Okay, let’s get back to silver. Here is a chart I just made to show how much silver came on the market each year due to scrap supply and net Govt sales:
You will notice a few interesting trends in the chart above. First, total supply from these two sources peaked in 2003 at 285 million oz (Moz) and has been trending lower. The majority of Government Silver sales came from China, Russia and India since 2000 (ironic aye, the very same countries acquring the most gold today). However, Official Govt silver sales were ZIP in 2014 and 2015.
Secondly, even though the high silver price in 2011 and 2012 brought about a larger scrap supply, the total for those years didn’t surpass 273 Moz. In regards to total global above ground silver stocks, I have seen the following estimates by the CPM Group:
3 billion oz Silver bullion & coins
24 billion oz Jewelry, Decorative & Religious
27 billion oz Total
So, if we assume the 27 billion oz figure is correct of all the public and private held silver in the world, then in 2011 only 273 Moz of silver came into the market when the price nearly touched $50. Thus, only 1% of total world STOCKS came into the market when the price of silver reached $50. That is not an impressive figure at all if we are discussing silver stock to flows.
Of course there are likely other silver stocks we don’t know about that have been supplementing the one billion oz cumulative global supply deficit since 2004.
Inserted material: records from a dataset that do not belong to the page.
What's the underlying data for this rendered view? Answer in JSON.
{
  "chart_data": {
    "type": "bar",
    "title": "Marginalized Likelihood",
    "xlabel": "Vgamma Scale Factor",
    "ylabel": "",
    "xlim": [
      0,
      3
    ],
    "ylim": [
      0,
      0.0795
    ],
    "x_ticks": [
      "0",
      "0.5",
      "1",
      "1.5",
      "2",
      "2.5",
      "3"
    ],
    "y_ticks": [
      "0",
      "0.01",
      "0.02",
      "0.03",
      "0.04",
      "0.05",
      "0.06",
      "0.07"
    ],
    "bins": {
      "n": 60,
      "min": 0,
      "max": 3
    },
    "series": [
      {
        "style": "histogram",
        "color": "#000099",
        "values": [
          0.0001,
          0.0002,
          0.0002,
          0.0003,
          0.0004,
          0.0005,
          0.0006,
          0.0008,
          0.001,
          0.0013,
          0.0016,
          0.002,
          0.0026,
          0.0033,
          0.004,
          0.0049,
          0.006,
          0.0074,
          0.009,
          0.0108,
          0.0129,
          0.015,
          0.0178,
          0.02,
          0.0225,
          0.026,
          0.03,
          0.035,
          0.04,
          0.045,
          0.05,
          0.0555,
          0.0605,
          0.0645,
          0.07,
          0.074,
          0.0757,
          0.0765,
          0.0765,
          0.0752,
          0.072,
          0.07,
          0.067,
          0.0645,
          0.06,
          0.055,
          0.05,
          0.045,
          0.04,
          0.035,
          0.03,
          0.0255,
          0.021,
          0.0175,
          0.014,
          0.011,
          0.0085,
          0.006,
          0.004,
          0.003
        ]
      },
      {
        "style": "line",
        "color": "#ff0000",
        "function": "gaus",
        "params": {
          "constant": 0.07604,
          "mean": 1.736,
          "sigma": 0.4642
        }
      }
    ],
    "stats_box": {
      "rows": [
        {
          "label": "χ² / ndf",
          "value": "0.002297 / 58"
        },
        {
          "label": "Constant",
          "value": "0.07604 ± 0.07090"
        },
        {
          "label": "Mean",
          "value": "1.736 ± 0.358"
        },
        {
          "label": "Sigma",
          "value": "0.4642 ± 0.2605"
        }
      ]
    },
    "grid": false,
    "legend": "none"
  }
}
However, those stocks are likely declining as Central Banks are no longer dumping silver on the market. This is also true for gold as well.
Truth be told, the STOCKS to FLOWS factor will become totally meaningless when investors start moving out of increasing worthless paper assets and into physical gold and silver to protect wealth due to the decline of U.S. and world energy production.
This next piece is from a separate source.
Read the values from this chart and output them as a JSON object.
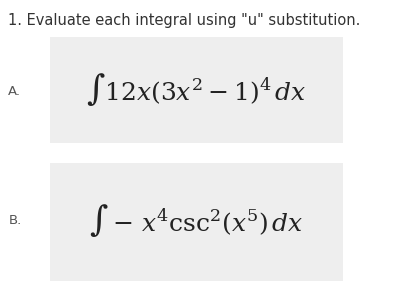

As I explained above, the Falling EROI has been creating havoc on the U.S. economy since the 1970’s. Americans have enjoyed a 40 year reprieve due to the U.S. Petro-Dollar arrangement and the exporting of high-paying manufacturing jobs overseas. Unfortunately, this is not a sustainable business model. Either is the $19+ trillion in debt.
Precious metals investors need to understand the difference between short-term superficial analysis that provides traders with scalping profits versus the mid to longer term fundamentals that suggest owning physical precious metals in the troubling times ahead.
As more investors wake up to the upcoming economic and financial collapse, the need to analyze the gold-silver basis will no longer be necessary or relevant. Shortages of the precious metals will occur in the future (even though Mr. Weiner may disagree) as investors move into physical gold and silver to protect wealth.
Lastly, the days of earning interest, dividends or scalping profits are growing short. Keep an eye on the Falling EROI and world energy production for the key going forward.